5. “The dying of the light”, voto 8. Altro pezzo che già avevamo ascoltato in versione demo da 64 kb/s. Ballatone in puro stile Gallagher, eh, scritta negli anni ’90 avrebbe pure potuto sostituire “Wonderwall”. Ma la versione ripulita, prodotta in studio e registrata come Dio comanda non aggiunge molto – o almeno non quanto speravo – alla demo. Quel piano e quegli archi funzionavano su “Wonderwall”, ok, ma qui davvero servono?
6. “The right stuff”, voto 7. Il brano probabilmente più a sorpresa. Chi l’avrebbe detto che il demone di Syd Barret prima o poi s’impossessasse di Noel Gallagher e gli facesse scrivere un brano che tra visioni, controcanto femminile, sax e assoli eterei richiama e si diverte a citare in ogni modo i Pink Floyd?
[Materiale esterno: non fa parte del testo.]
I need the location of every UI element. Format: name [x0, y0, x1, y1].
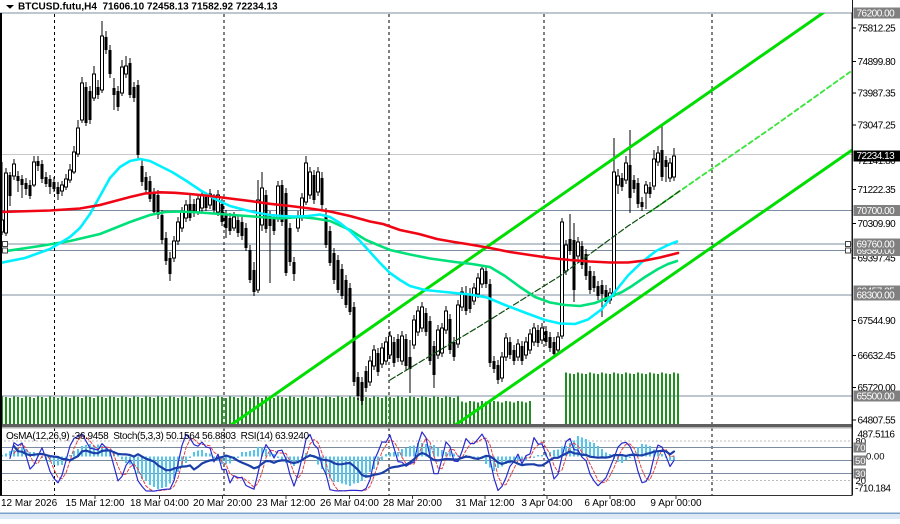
svg-text:OsMA(12,26,9) -36.9458 Stoch(: OsMA(12,26,9) -36.9458 Stoch(5,3,3) 50.1… — [6, 431, 310, 442]
svg-text:73987.35: 73987.35 — [858, 89, 897, 100]
svg-text:73047.25: 73047.25 — [858, 121, 897, 132]
svg-text:50: 50 — [855, 456, 866, 467]
svg-text:-710.184: -710.184 — [855, 483, 891, 494]
svg-text:12 Mar 2026: 12 Mar 2026 — [1, 498, 58, 509]
svg-text:26 Mar 04:00: 26 Mar 04:00 — [320, 498, 379, 509]
svg-text:23 Mar 12:00: 23 Mar 12:00 — [257, 498, 316, 509]
svg-text:6 Apr 08:00: 6 Apr 08:00 — [584, 498, 636, 509]
svg-text:72234.13: 72234.13 — [857, 151, 896, 162]
svg-text:64807.55: 64807.55 — [858, 416, 897, 427]
svg-text:71222.35: 71222.35 — [858, 185, 897, 196]
svg-text:70700.00: 70700.00 — [857, 206, 896, 217]
svg-text:31 Mar 12:00: 31 Mar 12:00 — [456, 498, 515, 509]
svg-text:76200.00: 76200.00 — [857, 9, 896, 20]
svg-text:74899.80: 74899.80 — [858, 57, 897, 68]
svg-text:BTCUSD.futu,H4 71606.10 72458: BTCUSD.futu,H4 71606.10 72458.13 71582.9… — [18, 2, 278, 13]
svg-text:75812.25: 75812.25 — [858, 24, 897, 35]
svg-text:65500.00: 65500.00 — [857, 392, 896, 403]
svg-text:9 Apr 00:00: 9 Apr 00:00 — [650, 498, 702, 509]
svg-text:0.00: 0.00 — [866, 452, 885, 463]
svg-text:67544.90: 67544.90 — [858, 316, 897, 327]
svg-text:68300.00: 68300.00 — [857, 291, 896, 302]
svg-text:3 Apr 04:00: 3 Apr 04:00 — [521, 498, 573, 509]
svg-text:20 Mar 20:00: 20 Mar 20:00 — [193, 498, 252, 509]
svg-text:70: 70 — [855, 443, 866, 454]
svg-text:28 Mar 20:00: 28 Mar 20:00 — [383, 498, 442, 509]
svg-text:70309.90: 70309.90 — [858, 219, 897, 230]
svg-text:15 Mar 12:00: 15 Mar 12:00 — [66, 498, 125, 509]
svg-text:66632.45: 66632.45 — [858, 351, 897, 362]
svg-text:69760.00: 69760.00 — [857, 240, 896, 251]
svg-text:18 Mar 04:00: 18 Mar 04:00 — [130, 498, 189, 509]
7. “While the song remains the same”, voto 6,5. Puoi dire che è un brutto pezzo? No. Il problema è che non puoi dire molto altro, perché il brano fa più promesse di quelle che mantiene. Peccato, perché dietro c’era un’idea niente male.
8. “The mexican”, voto 6,5. La canzone con Johnny Marr è “Ballad of the mighty I”, ma è questa che sembra uscita dal disco solista dell’ex Smiths, più un pizzico di Josh Homme. Solida e orecchiabile, non farà la storia, ma se decidi di metterla in playlist non farai brutta figura.
9. “You know we can’t go back”, voto 8. Sai che non possiamo tornare indietro, Noel ci tiene a ribadire il concetto. Un pezzo da tre minuti e spiccioli di pop-rock spensierato e di ispirazione springsteeniana, in cui The Chief dà l’impressione, soprattutto, di starsi divertendo un mondo. E noi con lui.
10. “Ballad of the mighty I”, voto 6. Niente, il secondo singolo resta la canzone che mi convince meno dell’intero disco, anche se nell’insieme fa una figura migliore che presa isolata dal contesto. La parte migliore rimane il finale quasi in sospeso, con quel “yes, I’ll find you” che risuona come un’eco.